The effects go beyond soul-sucking aggravation and economic cost. Severe wildfires that have ravaged L.A. in 2024 have highlighted how gridlocked roads can complicate evacuations. On the west side, traffic in the Pacific Palisades became so bottlenecked that some residents were forced to flee on foot. Additionally, although traffic fatalities have increased overall in the U.S. since the 2010s, INRIX reported a slight plateau in 2025, a trend mirrored in L.A.-specific data, too. Data-driven solutions, such as lowering and enforcing speed limits, may improve road safety and help mitigate congestion overall.

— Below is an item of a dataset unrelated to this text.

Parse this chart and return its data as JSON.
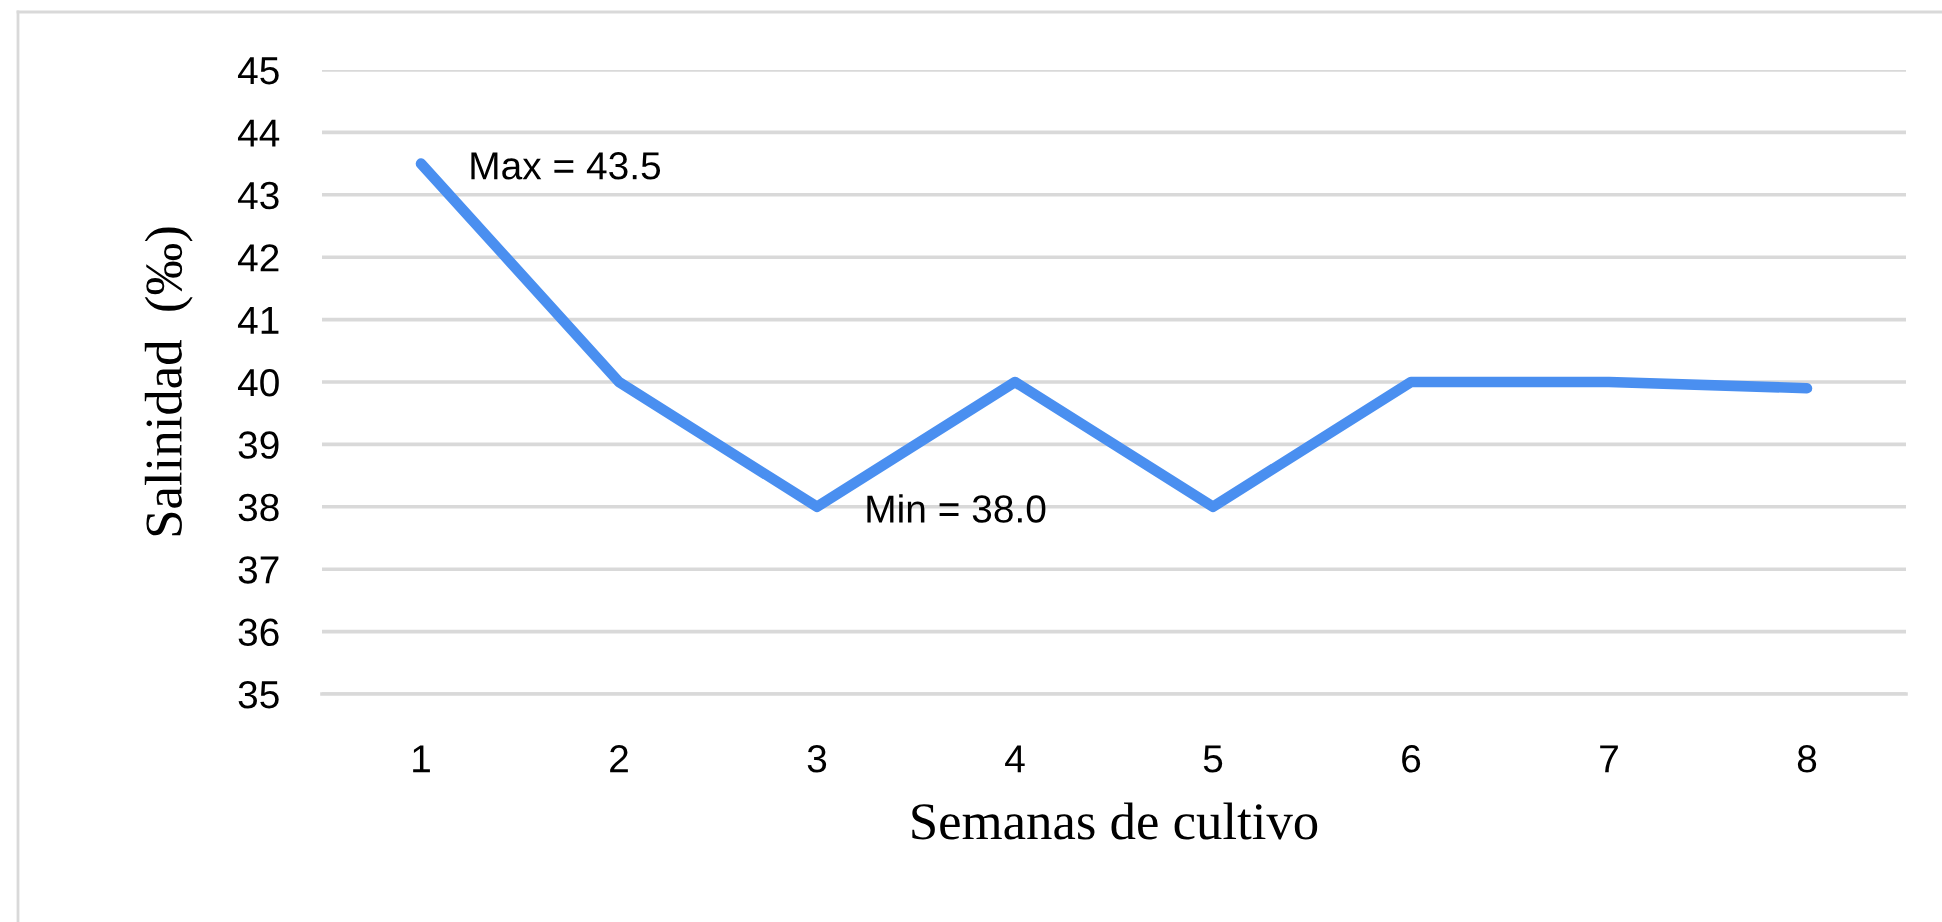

Though early Los Angeles developed an extensive, privately subsidized streetcar network, automobiles were seen as ideal for a modern city. Building those roadways often controversially disrupted communities, displacing residents and accelerating segregation and redevelopment. There's also the enduring "Great American Streetcar Scandal," a theory that alleges L.A.'s mass transit infrastructure was forcibly sabotaged, ostensibly to line the pockets of automobile, rubber, steel, and oil manufacturers (though this is disputable). INRIX also noted that in 2025, the U.S. federal government revoked $4 billion in funding for the California High Speed Rail, a long-anticipated, controversial public transit project that could, in theory, help ease the state highway system. 

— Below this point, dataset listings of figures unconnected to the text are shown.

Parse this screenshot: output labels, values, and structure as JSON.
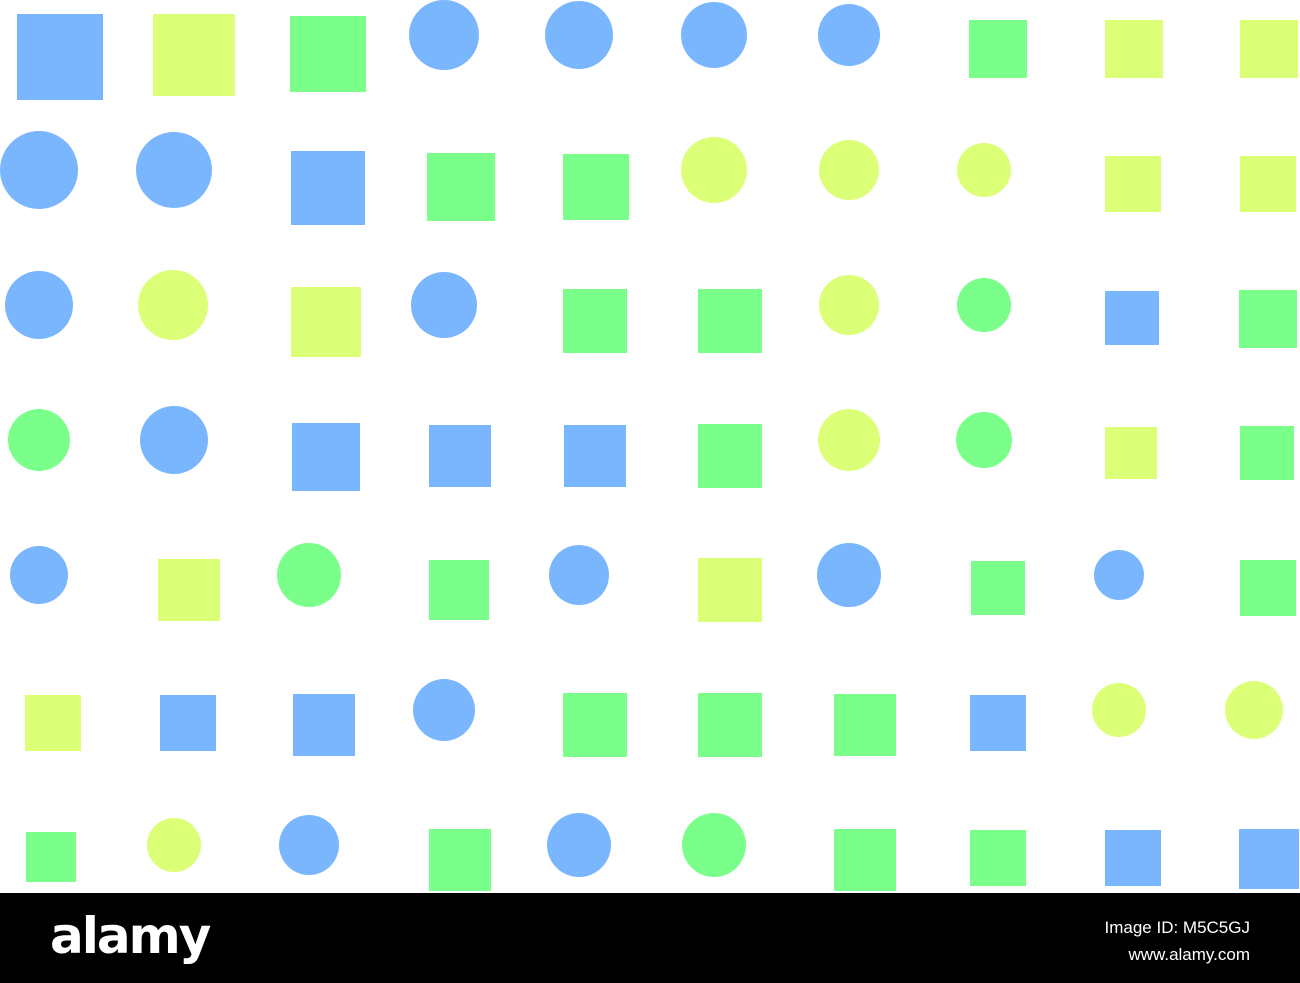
{
  "colors": {
    "blue": "#7ab6fd",
    "yellow": "#dcff78",
    "green": "#7aff8a",
    "background": "#ffffff",
    "footer": "#000000"
  },
  "pattern": {
    "rows": [
      [
        {
          "shape": "square",
          "color": "blue"
        },
        {
          "shape": "square",
          "color": "yellow"
        },
        {
          "shape": "square",
          "color": "green"
        },
        {
          "shape": "circle",
          "color": "blue"
        },
        {
          "shape": "circle",
          "color": "blue"
        },
        {
          "shape": "circle",
          "color": "blue"
        },
        {
          "shape": "circle",
          "color": "blue"
        },
        {
          "shape": "square",
          "color": "green"
        },
        {
          "shape": "square",
          "color": "yellow"
        },
        {
          "shape": "square",
          "color": "yellow"
        }
      ],
      [
        {
          "shape": "circle",
          "color": "blue"
        },
        {
          "shape": "circle",
          "color": "blue"
        },
        {
          "shape": "square",
          "color": "blue"
        },
        {
          "shape": "square",
          "color": "green"
        },
        {
          "shape": "square",
          "color": "green"
        },
        {
          "shape": "circle",
          "color": "yellow"
        },
        {
          "shape": "circle",
          "color": "yellow"
        },
        {
          "shape": "circle",
          "color": "yellow"
        },
        {
          "shape": "square",
          "color": "yellow"
        },
        {
          "shape": "square",
          "color": "yellow"
        }
      ],
      [
        {
          "shape": "circle",
          "color": "blue"
        },
        {
          "shape": "circle",
          "color": "yellow"
        },
        {
          "shape": "square",
          "color": "yellow"
        },
        {
          "shape": "circle",
          "color": "blue"
        },
        {
          "shape": "square",
          "color": "green"
        },
        {
          "shape": "square",
          "color": "green"
        },
        {
          "shape": "circle",
          "color": "yellow"
        },
        {
          "shape": "circle",
          "color": "green"
        },
        {
          "shape": "square",
          "color": "blue"
        },
        {
          "shape": "square",
          "color": "green"
        }
      ],
      [
        {
          "shape": "circle",
          "color": "green"
        },
        {
          "shape": "circle",
          "color": "blue"
        },
        {
          "shape": "square",
          "color": "blue"
        },
        {
          "shape": "square",
          "color": "blue"
        },
        {
          "shape": "square",
          "color": "blue"
        },
        {
          "shape": "square",
          "color": "green"
        },
        {
          "shape": "circle",
          "color": "yellow"
        },
        {
          "shape": "circle",
          "color": "green"
        },
        {
          "shape": "square",
          "color": "yellow"
        },
        {
          "shape": "square",
          "color": "green"
        }
      ],
      [
        {
          "shape": "circle",
          "color": "blue"
        },
        {
          "shape": "square",
          "color": "yellow"
        },
        {
          "shape": "circle",
          "color": "green"
        },
        {
          "shape": "square",
          "color": "green"
        },
        {
          "shape": "circle",
          "color": "blue"
        },
        {
          "shape": "square",
          "color": "yellow"
        },
        {
          "shape": "circle",
          "color": "blue"
        },
        {
          "shape": "square",
          "color": "green"
        },
        {
          "shape": "circle",
          "color": "blue"
        },
        {
          "shape": "square",
          "color": "green"
        }
      ],
      [
        {
          "shape": "square",
          "color": "yellow"
        },
        {
          "shape": "square",
          "color": "blue"
        },
        {
          "shape": "square",
          "color": "blue"
        },
        {
          "shape": "circle",
          "color": "blue"
        },
        {
          "shape": "square",
          "color": "green"
        },
        {
          "shape": "square",
          "color": "green"
        },
        {
          "shape": "square",
          "color": "green"
        },
        {
          "shape": "square",
          "color": "blue"
        },
        {
          "shape": "circle",
          "color": "yellow"
        },
        {
          "shape": "circle",
          "color": "yellow"
        }
      ],
      [
        {
          "shape": "square",
          "color": "green"
        },
        {
          "shape": "circle",
          "color": "yellow"
        },
        {
          "shape": "circle",
          "color": "blue"
        },
        {
          "shape": "square",
          "color": "green"
        },
        {
          "shape": "circle",
          "color": "blue"
        },
        {
          "shape": "circle",
          "color": "green"
        },
        {
          "shape": "square",
          "color": "green"
        },
        {
          "shape": "square",
          "color": "green"
        },
        {
          "shape": "square",
          "color": "blue"
        },
        {
          "shape": "square",
          "color": "blue"
        }
      ]
    ]
  },
  "footer": {
    "logo": "alamy",
    "image_id": "Image ID: M5C5GJ",
    "url": "www.alamy.com"
  }
}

Los Angeles does have an underrated public transit system

What Los Angeles might lack in congestion-free roadways, it makes up for in appeal — which may partially explain why those freeways are just so crowded. The city is a world-class destination, a vibrant, creative metropolis that draws millions of annual visitors. It's home not just to storied spots like Hollywood, Malibu, and Venice, the most filmed beach in the world, but to numerous cultural enclaves that give the city flavor. From the foodie hub of the San Gabriel Valley featuring authentic eats and cultural charm to its status as a Sanctuary City, L.A. is a welcome haven for residents and a vacation destination for visitors. 

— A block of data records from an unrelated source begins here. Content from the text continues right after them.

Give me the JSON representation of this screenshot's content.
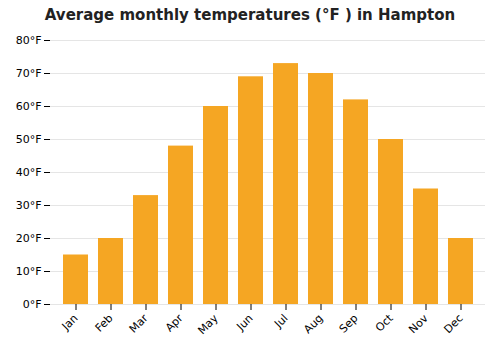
{
  "chart_data": {
    "type": "bar",
    "title": "Average monthly temperatures (°F ) in Hampton",
    "categories": [
      "Jan",
      "Feb",
      "Mar",
      "Apr",
      "May",
      "Jun",
      "Jul",
      "Aug",
      "Sep",
      "Oct",
      "Nov",
      "Dec"
    ],
    "values": [
      15,
      20,
      33,
      48,
      60,
      69,
      73,
      70,
      62,
      50,
      35,
      20
    ],
    "color": "#F5A623",
    "ylim": [
      0,
      80
    ],
    "yticks": [
      {
        "value": 0,
        "label": "0°F"
      },
      {
        "value": 10,
        "label": "10°F"
      },
      {
        "value": 20,
        "label": "20°F"
      },
      {
        "value": 30,
        "label": "30°F"
      },
      {
        "value": 40,
        "label": "40°F"
      },
      {
        "value": 50,
        "label": "50°F"
      },
      {
        "value": 60,
        "label": "60°F"
      },
      {
        "value": 70,
        "label": "70°F"
      },
      {
        "value": 80,
        "label": "80°F"
      }
    ],
    "grid": true
  }
}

And while nothing beats a windows-down cruise along Pacific Coast Highway ("the One") from Santa Monica to Malibu and beyond, Los Angeles does indeed have an underrated public transportation system; you may be surprised how connected you can be if you try it. Buses, shuttles, light rail trains, and subways do, in fact, cover the far corners of the county. Ahead of the 2028 Summer Olympics, the city has been making additional efforts to expand mass transit access, opening the LAX Transit Center in 2025 and in 2026, the long-anticipated Metro D Line connecting Downtown Los Angeles to Miracle Mile and Koreatown all the way to Beverly Hills, with additional planned metro expansions. Angelenos have widely celebrated the D Line's expansion, and L.A. County ridership has increased in 2026 in part due to high fuel costs. It's unlikely Los Angeles will thoroughly ditch its association with cars any time soon, but in the meantime, increased public transportation options may help reduce traffic on the roadways.